Aam juga mengorganisir buruh, mahasiswa, dan rakyat dalam menyuarakan keadilan buat Marsinah, salah satu aktivis buruh yang menjadi korban di era Orde Baru.
Marsinah sempat diculik oleh sekelompok orang, hingga kemudian mayatnya ditemukan di hutan di Dusun Jegong, Desa Wilangan, Nganjuk, Jawa Timur, pada 8 Mei 1993.
Tak hanya itu, pembredelan
Majalah Tempo, Editor, dan
Detik turut mendapat penolakan Aam. Ia bersama kawan-kawan aktivis menggelar demo menentang pembredelan 3 media itu di UGM.
Aam juga menjalin hubungan dengan aktivis senior seperti almarhum Adnan Buyung Nasution, Prof Affan Gaffar, almarhum Adi Sasono, almarhum Rizal Ramli, Hariman Siregar, dan lain-lain. Bahkan almarhum Rizal Ramli dengan Aam seperti adik kakak. Aam memanggil Rizal Ramli dengan sebutan bang.
Hal sama juga terhadap Hariman Siregar. Aam memanggil Hariman dengan sebutan bang. Setiap acara memperingati peristiwa Malari 74 yang diadakan Hariman Siregar, Aam selalu mendapat undangan dan hadir.
Saat ini, Aam menjadi calon legislatif (caleg) DPR RI nomor 1 dari Partai Demokrat untuk daerah pemilihan (Dapil) Jatim VI meliputi Blitar, Kediri, dan Tulungagung.
Keputusan Partai Demokrat sudah tepat dengan mengajukan Harun Sulkam menjadi caleg karena kepeduliannya terhadap rakyat tidak diragukan.
Pengalaman panjang Aam dalam membela kepentingan rakyat akan diperjuangkan di DPR. Jika terpilih menjadi anggota DPR, ia akan mendorong pengesahan UU Perlindungan Asisten Rumah Tangga (ART).

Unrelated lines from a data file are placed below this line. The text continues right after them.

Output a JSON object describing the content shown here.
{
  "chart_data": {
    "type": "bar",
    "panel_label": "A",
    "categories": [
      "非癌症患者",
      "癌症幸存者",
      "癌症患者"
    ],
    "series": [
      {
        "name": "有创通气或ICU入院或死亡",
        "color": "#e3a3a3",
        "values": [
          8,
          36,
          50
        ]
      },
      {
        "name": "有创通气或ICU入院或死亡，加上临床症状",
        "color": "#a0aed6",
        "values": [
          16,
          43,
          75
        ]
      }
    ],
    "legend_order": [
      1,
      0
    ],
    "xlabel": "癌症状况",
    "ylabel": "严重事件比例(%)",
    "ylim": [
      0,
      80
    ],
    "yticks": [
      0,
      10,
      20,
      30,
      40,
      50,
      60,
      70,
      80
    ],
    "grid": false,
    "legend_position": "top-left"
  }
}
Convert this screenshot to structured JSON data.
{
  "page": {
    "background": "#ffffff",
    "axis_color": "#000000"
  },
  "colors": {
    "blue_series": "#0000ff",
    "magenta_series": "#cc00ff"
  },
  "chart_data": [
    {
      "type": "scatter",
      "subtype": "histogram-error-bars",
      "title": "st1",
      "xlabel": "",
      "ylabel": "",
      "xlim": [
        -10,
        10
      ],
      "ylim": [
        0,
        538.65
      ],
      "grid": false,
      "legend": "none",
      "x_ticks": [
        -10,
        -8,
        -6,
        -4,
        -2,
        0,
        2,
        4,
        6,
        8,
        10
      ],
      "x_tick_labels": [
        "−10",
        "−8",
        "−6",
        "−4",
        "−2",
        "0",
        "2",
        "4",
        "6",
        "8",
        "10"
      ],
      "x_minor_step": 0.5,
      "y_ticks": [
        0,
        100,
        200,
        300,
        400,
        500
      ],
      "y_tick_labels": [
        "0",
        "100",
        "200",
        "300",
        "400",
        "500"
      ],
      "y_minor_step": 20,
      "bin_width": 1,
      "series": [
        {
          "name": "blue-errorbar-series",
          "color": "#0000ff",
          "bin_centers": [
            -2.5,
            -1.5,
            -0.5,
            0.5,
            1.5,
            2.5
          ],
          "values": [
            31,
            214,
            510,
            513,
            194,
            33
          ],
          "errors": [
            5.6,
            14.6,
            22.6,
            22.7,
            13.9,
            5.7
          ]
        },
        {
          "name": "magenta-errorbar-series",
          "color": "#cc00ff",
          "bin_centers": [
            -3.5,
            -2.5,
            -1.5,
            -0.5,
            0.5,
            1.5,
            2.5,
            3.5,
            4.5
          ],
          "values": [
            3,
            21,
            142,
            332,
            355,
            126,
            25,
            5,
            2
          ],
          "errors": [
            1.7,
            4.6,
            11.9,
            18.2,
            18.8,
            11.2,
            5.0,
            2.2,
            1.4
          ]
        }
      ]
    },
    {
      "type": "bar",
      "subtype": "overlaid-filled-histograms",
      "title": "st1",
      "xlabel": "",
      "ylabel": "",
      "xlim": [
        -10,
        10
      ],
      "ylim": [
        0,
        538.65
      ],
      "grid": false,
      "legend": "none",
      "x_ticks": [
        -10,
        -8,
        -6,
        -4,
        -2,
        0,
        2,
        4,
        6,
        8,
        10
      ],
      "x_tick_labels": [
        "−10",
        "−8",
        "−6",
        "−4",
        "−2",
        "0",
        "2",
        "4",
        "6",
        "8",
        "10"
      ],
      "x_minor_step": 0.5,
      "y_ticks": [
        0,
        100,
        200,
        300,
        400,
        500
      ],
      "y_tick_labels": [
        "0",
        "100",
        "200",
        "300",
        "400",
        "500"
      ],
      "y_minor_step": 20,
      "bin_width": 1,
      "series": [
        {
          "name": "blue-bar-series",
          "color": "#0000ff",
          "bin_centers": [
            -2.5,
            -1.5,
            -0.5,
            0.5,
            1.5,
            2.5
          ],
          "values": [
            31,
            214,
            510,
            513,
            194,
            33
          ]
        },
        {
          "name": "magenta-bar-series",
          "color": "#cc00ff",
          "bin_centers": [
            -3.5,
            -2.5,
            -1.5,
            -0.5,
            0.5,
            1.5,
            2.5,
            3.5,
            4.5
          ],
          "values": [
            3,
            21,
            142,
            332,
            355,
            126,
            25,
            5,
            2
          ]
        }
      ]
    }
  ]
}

Aam juga akan memperjuangkan penambahan anggaran subsidi pupuk bagi petani.
"Pupuk subsidi (harus) ditambah anggarannya, sehingga bisa diakses oleh masyarakat diikuti dengan tata kelola yang baik. Jadi (harus) ditambah tapi kalau tidak baik tata kelolanya, masih amburadul, banyak penyelewengan, pengawasannya tidak bagus juga percuma. Hanya orang-orang tertentu saja yang kemudian menikmati," papar Aam, dalam keterangannya, Selasa (30/1).
Seorang warga Kediri bernama Iwan Setiawan (45) menilai Aam layak menjadi anggota DPR.
"Keberpihakan Pak Harun Sulkam terhadap rakyat tidak diragukan lagi. Saya pilih beliau," tegasnya.
Iwan mengatakan, Aam telah banyak membantu rakyat kecil.
“Setiap Ramadhan ada bantuan dari beliau,” ujarnya.
Sementara Budiman (36) warga Blitar, menilai Harun Sulkam merupakan sosok yang merakyat.
“Pak Harun layak menjadi wakil rakyat. Saya doakan beliau menjadi anggota DPR RI,” pungkasnya.